Convert query results back into CSV format:

select
    omni_csv.csv_agg(t)
from
    (select
         name,
         age,
         city
     from
         employees
     where
         department = 'Engineering'
     order by name) t;

Returns: A complete CSV string with headers and properly escaped values.

Limitations & caveats

Currently, on an empty set, this aggregate won't encode headers either, returning an empty string.

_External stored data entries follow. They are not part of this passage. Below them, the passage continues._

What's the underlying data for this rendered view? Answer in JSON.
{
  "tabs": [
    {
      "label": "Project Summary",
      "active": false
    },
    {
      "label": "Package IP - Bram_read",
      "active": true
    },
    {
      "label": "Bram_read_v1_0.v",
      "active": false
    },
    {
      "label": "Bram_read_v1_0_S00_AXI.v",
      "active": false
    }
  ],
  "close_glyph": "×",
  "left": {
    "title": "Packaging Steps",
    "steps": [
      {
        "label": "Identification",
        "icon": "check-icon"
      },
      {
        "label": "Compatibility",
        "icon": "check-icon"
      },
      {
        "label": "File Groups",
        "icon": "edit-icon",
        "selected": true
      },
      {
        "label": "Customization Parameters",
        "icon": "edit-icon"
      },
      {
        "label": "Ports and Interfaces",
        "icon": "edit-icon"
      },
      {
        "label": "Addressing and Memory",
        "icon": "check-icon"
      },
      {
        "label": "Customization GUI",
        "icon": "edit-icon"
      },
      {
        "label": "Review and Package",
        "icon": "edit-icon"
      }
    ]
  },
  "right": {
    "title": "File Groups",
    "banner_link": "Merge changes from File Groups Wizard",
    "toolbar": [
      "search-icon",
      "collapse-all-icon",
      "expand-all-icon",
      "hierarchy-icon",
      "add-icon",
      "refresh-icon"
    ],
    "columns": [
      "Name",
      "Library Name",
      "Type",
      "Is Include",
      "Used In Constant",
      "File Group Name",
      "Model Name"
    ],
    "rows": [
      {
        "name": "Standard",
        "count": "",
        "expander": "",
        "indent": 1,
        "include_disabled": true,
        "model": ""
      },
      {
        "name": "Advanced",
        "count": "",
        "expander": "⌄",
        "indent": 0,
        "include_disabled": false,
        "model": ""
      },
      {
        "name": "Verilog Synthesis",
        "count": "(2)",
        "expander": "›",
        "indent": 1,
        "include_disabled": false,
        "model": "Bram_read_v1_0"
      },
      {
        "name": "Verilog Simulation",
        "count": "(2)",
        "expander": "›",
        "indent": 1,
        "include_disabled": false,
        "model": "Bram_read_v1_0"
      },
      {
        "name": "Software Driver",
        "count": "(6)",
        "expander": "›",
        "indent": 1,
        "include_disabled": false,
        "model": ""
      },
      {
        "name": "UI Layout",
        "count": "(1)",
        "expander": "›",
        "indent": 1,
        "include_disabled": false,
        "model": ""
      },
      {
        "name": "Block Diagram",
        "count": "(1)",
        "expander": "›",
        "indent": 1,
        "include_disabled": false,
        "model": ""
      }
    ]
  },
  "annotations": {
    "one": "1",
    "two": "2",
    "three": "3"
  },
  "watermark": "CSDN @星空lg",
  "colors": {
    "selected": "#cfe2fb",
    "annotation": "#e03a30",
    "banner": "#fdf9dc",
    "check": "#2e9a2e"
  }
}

Limitations and Considerations

  • Memory Usage: Large CSV strings are processed entirely in memory
  • Type Declaration: Column types must be explicitly specified in as t(...) clause
  • No Streaming: Not suitable for extremely large datasets that exceed memory limits
  • Schema Rigidity: Once declared, the column structure cannot be changed within the same query
  • Performance: For repeated access to the same CSV, consider materializing the parsed data

Comparison with Alternatives

Method Use Case Pros Cons
omni_csv Programmatic, inline processing No temp files, full SQL integration Memory limited
COPY Bulk data loading Very fast, streaming Requires file system access
External tools Very large datasets Can handle any size Additional dependencies

The omni_csv extension excels in scenarios where CSV data needs to be processed as part of complex SQL workflows, API endpoints, or data transformation pipelines without the overhead of temporary files or external processes.